Seven Reasons it Sucks Being an Immigrant in the United States

I seriously hate being an immigrant.

Right now, not even the fact that I am married to an American is not going to save me the $1000 plus that I will blow on another international trip to an American consulate to get a visa stamped in my passport (I haven’t gotten my green card yet).  I have to leave the country and get this visa stamp if I hope to travel internationally and re-enter the United States with permission to work.  Absurd.  Hence the dour look on my face as I write this at Starbucks in Terminal B in Sacramento International Airport.

I am not yet ready to look at the bright side of all this (there may be some happier immigration-related posts later this week if my rendezvous at the US Consulate in Calgary goes as planned.)  So for now, let’s wallow in pessimism and complain about the crappy state of the immigration process in seven, rambling points:

1)  There are too many jokes about immigrants – starting with my wife Jammie’s joke that I have blogged about before.  She LOVES asking, “Why am the one who looks like I need the green card,” really enjoying the irony of the Filipina who is this white boy’s ticket to America.

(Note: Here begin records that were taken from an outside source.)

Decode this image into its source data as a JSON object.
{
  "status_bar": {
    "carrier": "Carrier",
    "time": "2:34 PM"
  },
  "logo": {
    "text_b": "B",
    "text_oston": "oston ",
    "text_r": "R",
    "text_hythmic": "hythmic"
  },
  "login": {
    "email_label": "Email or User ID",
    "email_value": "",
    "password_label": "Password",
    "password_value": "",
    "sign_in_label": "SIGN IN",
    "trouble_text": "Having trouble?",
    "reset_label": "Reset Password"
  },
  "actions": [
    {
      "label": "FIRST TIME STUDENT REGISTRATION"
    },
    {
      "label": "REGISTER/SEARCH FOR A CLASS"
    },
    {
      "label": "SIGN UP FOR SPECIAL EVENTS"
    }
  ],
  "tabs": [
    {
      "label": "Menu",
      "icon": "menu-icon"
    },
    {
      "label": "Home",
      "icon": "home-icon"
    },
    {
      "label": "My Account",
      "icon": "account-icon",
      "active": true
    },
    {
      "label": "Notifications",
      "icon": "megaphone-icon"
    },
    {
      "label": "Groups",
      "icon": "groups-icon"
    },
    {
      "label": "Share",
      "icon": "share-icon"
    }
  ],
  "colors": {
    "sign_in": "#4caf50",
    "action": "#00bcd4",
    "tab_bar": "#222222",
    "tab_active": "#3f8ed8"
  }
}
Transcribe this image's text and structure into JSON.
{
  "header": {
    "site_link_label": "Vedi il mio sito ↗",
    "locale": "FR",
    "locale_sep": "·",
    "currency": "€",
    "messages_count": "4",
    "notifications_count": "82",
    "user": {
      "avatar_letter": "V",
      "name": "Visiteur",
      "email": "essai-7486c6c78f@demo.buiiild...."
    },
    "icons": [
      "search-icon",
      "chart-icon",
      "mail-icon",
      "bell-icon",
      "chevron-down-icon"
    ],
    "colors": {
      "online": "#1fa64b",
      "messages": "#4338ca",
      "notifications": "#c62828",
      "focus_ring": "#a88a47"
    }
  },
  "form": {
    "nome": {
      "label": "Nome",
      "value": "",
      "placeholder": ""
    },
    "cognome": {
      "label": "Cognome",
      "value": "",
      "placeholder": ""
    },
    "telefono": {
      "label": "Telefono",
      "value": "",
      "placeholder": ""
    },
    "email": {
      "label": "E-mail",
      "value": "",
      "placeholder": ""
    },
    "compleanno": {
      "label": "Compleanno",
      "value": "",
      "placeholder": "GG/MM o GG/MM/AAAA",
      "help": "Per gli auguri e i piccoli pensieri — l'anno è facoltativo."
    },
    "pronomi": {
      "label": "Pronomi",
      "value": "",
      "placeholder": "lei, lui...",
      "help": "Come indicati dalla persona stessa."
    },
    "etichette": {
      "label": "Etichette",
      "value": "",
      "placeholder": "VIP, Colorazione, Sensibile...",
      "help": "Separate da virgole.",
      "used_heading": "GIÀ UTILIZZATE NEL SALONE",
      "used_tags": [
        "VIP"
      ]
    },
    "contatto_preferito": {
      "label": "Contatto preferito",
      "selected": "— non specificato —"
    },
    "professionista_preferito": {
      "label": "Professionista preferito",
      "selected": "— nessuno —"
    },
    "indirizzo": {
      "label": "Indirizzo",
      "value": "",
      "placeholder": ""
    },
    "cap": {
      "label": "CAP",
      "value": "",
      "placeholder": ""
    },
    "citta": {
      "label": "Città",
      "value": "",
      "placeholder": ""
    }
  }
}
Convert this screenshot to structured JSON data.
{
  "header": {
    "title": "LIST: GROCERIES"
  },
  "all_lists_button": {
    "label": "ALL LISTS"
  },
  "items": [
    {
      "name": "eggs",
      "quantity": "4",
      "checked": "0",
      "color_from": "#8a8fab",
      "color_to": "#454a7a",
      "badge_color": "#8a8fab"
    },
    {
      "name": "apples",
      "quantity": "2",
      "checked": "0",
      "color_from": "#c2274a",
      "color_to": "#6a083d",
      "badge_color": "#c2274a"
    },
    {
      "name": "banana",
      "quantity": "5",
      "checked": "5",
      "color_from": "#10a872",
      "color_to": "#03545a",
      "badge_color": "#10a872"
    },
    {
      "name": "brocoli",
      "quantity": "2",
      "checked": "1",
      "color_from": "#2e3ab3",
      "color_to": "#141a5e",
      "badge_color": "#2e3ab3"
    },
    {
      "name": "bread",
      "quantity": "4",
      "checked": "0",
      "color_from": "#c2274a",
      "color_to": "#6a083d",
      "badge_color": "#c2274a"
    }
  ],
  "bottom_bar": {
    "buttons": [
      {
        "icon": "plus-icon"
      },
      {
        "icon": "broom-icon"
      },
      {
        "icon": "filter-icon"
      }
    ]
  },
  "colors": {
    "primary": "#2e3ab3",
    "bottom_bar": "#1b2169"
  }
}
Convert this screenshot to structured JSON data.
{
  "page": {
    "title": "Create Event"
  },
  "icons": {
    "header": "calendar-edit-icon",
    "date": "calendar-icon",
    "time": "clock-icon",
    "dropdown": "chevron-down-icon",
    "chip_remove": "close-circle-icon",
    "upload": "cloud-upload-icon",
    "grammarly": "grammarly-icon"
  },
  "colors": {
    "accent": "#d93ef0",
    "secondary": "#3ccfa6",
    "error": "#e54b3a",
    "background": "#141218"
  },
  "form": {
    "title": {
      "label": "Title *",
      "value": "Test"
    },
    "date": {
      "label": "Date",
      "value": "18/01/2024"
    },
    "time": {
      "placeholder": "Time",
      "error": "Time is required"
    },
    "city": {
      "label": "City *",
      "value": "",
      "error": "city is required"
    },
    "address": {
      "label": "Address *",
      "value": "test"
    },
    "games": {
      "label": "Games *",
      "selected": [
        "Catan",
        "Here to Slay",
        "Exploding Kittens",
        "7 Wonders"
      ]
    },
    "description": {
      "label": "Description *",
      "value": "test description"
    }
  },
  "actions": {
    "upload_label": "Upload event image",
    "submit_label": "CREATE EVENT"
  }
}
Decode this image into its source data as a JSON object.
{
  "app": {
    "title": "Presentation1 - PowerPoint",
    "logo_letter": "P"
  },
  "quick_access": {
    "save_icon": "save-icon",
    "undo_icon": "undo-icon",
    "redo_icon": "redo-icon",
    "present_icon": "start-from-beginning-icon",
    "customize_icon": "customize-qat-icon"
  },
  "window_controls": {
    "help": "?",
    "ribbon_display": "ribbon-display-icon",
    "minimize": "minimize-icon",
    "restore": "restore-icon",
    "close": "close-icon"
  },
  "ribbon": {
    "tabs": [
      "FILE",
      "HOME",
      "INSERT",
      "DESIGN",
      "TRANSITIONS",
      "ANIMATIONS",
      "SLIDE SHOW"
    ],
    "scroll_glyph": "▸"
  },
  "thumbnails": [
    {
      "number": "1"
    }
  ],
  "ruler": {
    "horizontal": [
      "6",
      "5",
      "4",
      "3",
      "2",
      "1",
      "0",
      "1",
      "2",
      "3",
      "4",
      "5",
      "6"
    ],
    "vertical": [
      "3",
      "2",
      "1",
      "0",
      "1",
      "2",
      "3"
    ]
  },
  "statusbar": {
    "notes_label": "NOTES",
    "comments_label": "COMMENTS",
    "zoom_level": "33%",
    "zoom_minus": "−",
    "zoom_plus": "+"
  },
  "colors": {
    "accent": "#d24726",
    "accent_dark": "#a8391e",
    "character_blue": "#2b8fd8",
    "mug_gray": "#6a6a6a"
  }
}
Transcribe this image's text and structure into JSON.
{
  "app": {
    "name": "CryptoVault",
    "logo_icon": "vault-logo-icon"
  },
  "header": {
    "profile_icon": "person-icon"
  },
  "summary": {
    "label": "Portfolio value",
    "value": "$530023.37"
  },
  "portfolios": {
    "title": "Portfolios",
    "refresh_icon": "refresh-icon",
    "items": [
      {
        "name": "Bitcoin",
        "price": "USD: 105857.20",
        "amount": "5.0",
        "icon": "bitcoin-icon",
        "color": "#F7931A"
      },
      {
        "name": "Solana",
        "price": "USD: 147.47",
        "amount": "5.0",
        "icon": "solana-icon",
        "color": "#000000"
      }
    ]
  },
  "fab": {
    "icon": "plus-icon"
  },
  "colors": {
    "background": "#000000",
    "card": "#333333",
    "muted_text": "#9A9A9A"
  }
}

2)  Life is always more complicated for immigrants – ever since I was in college it has been the SAME story – you’ve got to jump through ALL these hoops if you want to study/live in the US.  Depending on where you are from, the paperwork and the uncertainty surrounding whether or not you will get a student visa is absolutely exhausting.

3)  Immigration to the United States (or anywhere, for that matter) is BEYOND humiliating – When I finally arrived at my American school I had to go to something called International Student Orientation where they shared gems like “take daily showers and wear deodorant.”  Welcome to America indeed.

4)  Immigrants are always at the mercy of the host country – I remember landing in Chicago after a trip back to the UK for Christmas.  An airport official at the immigration desks started yelling at the huge crowd of non-US travelers that were lined up, immigration forms in hand, trying to get in the country.  It was as though we were a crowd of misbehaving school children.  I raised my hand and asked if she was going to do anything about the fact that the super slow immigration officials were causing people to miss their flights.  The collective humiliation of being yelled at as a crowd quickly became personal as she directed her plump ire at me, pontificating on about how we were just going to have to “wait our turn.”  I complained heartily to their customer service people and missed the last bus to Michigan.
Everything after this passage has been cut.